If you want a great step-by-step guide on doing the math here, see this [article](Mastering Euclidean Distance in Machine Learning: A Comprehensive Guide). 

How do you measure embedding models?

When looking at how these models behave and function, it comes down to math.  Mainly as they models build out vectors (numeric) functions from string-based values.  This is then measured by looking at the cosine similarity and Euclidean Distance of the results.  These matter because if we visual them as points, the idea that two similar words would be closer together than others.  Like for example, take the following words:

  • Sedan
  • Truck
  • Helicopter

We would expect that these would be close together as they are all vehicles, but the distance between sedan and truck should be less than the distance from truck to helicopter.  This is at a conceptual level to be clear.  But the goal would be that the vectors being generated would be closer together overall. 

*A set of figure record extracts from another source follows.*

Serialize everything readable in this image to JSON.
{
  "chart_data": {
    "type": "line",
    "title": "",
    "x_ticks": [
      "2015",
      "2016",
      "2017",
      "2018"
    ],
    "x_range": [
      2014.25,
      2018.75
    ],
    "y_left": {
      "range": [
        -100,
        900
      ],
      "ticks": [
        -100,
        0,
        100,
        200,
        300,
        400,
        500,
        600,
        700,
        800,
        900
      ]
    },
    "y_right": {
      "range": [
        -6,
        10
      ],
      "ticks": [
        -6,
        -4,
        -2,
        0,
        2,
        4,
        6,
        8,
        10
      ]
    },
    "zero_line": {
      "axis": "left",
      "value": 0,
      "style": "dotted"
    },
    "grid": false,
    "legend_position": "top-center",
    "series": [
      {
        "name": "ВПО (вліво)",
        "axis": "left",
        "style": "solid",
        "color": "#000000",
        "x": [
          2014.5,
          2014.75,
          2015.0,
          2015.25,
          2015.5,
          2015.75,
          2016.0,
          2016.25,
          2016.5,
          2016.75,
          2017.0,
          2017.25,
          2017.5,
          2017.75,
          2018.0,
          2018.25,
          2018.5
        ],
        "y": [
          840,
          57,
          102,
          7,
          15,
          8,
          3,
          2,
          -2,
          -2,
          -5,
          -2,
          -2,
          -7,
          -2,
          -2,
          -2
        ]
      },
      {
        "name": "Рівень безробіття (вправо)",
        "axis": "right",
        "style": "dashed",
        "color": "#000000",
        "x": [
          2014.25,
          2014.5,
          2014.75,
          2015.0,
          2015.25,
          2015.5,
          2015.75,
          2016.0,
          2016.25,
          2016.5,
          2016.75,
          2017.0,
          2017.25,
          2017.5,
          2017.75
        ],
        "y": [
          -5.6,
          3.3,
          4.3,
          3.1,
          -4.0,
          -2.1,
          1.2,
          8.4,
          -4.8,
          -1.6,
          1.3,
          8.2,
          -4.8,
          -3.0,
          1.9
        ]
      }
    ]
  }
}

How are these similarities used?

When you implement a Retrieval-Augmented Generation implementation, you are enabling a vector data source for the model to use and consume.  The intention being that the vectors help when the model breaks down the prompt into vectors itself for evaluating to generate a response.  The goal being that it would use the cosine similarity to find which document vectors are closest to the prompt / query vectors and then generate a response. 

Why does this performance matter?

This matters because of your basic “garbage in, garbage out.”  The principle is that the quality of the data means a better chance of better responses.  The better the embeddings model, the better the results from the prompt through RAG. 

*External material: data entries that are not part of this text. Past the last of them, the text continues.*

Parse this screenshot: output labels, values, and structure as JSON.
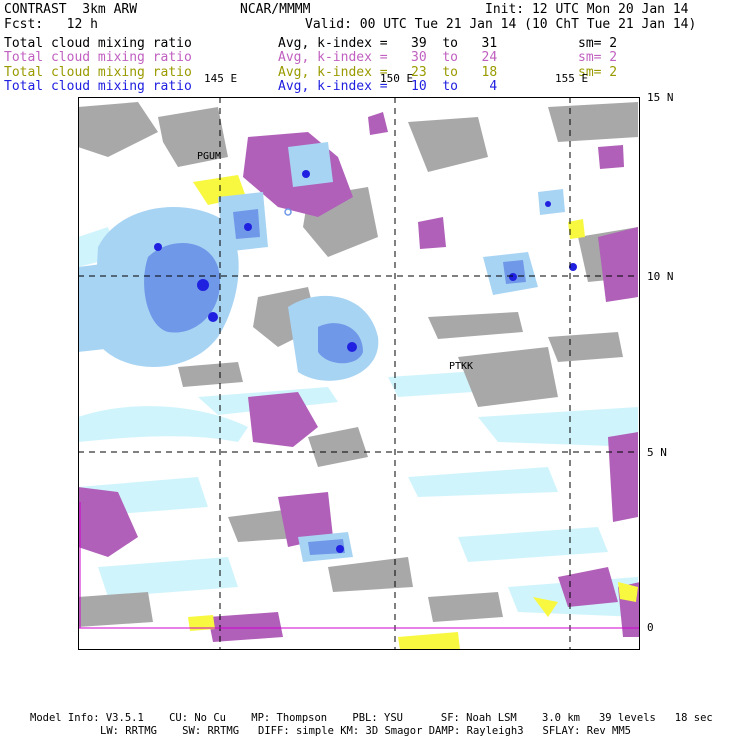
{
  "header": {
    "model": "CONTRAST  3km ARW",
    "org": "NCAR/MMMM",
    "init": "Init: 12 UTC Mon 20 Jan 14",
    "fcst": "Fcst:   12 h",
    "valid": "Valid: 00 UTC Tue 21 Jan 14 (10 ChT Tue 21 Jan 14)"
  },
  "fields": [
    {
      "name": "Total cloud mixing ratio",
      "range": "Avg, k-index =   39  to   31",
      "sm": "sm= 2",
      "color": "#000000"
    },
    {
      "name": "Total cloud mixing ratio",
      "range": "Avg, k-index =   30  to   24",
      "sm": "sm= 2",
      "color": "#c060c0"
    },
    {
      "name": "Total cloud mixing ratio",
      "range": "Avg, k-index =   23  to   18",
      "sm": "sm= 2",
      "color": "#9a9a00"
    },
    {
      "name": "Total cloud mixing ratio",
      "range": "Avg, k-index =   10  to    4",
      "sm": "",
      "color": "#2020e0"
    }
  ],
  "map": {
    "lon_labels": [
      "145 E",
      "150 E",
      "155 E"
    ],
    "lat_labels": [
      "15 N",
      "10 N",
      "5 N",
      "0"
    ],
    "stations": [
      "PGUM",
      "PTKK"
    ],
    "colors": {
      "gray": "#a8a8a8",
      "purple": "#b060b8",
      "yellow": "#f8f840",
      "lightcyan": "#d0f4fc",
      "lightblue": "#a8d4f4",
      "blue": "#7098e8",
      "darkblue": "#2020e0"
    }
  },
  "footer": {
    "line1": "Model Info: V3.5.1    CU: No Cu    MP: Thompson    PBL: YSU      SF: Noah LSM    3.0 km   39 levels   18 sec",
    "line2": "LW: RRTMG    SW: RRTMG   DIFF: simple KM: 3D Smagor DAMP: Rayleigh3   SFLAY: Rev MM5"
  }
}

What is the difference between text-embedding-ada-002, text-embedding-3-large, and text-embedding-3-small?

To be clear, part of the difference here is temporal.  text-embedding-ada-002 has been around for a “long time”(relative nowadays).  But this model has tested rather well against English-language data specifically.  Many consider this the industry standard and was released by OpenAI.  It uses 1536-length embeddings which is on the higher end for dimensionality.  What do we mean by that?  It means the number of features per vector is at the core higher.  This means that the embeddings are generally pretty high quality, and it leads to better embeddings for prompt response. 

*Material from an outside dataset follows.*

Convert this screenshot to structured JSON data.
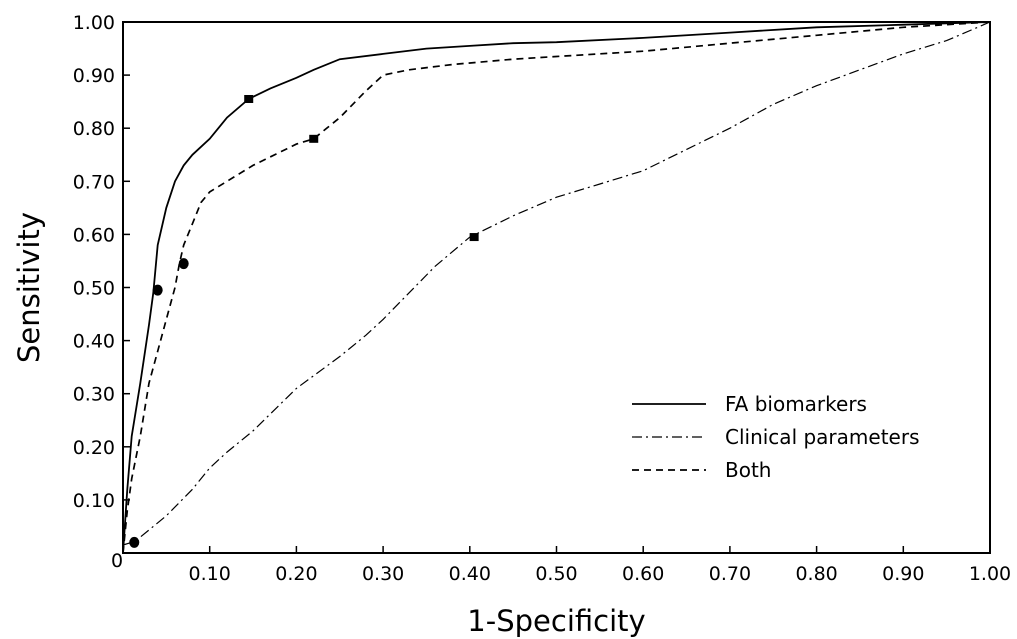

Now text-embedding-3-large, has the same dimensionality as ada-002, at 1536.  But the model is proven to be more semantically accurate overall.  The cost is higher, so the question is does the data being fed for RAG require that higher level of semantic accuracy to justify the price point. 

The final option here is the text-embedding-3-small, which does still provide the same 1536-dimensional vectors.  But this model has a lower accuracy semantically, but higher efficiency.  This makes this model ideal for cases where you are willing to trade off accuracy for speed of processing. 

At the end of the day, the classic trade off triangle is still present for these models, you can have quality, speed, or cost…pick 2. 

Conclusion:

After going down this rabbit hole, I found it particularly interesting and insightful to understand how embeddings work and how LLMs use them.  The math is way more complex than I was expecting.  Much like anything in technology, I find breaking it down to understand how it works can be very insightful into how to leverage the tools better and where we can take things.  The architectural and cost implications of the embedding models you choose are an important consideration in architecting an application.  Mainly, as with different use-cases embeddings that are generated are going to influence the responses an LLM gives based on your data.  Is speed a primary concern?  Or is it completeness and context?  And along those lines, the volume and structure of the data could also have an impact as we saw with the different classification approaches and algorithms.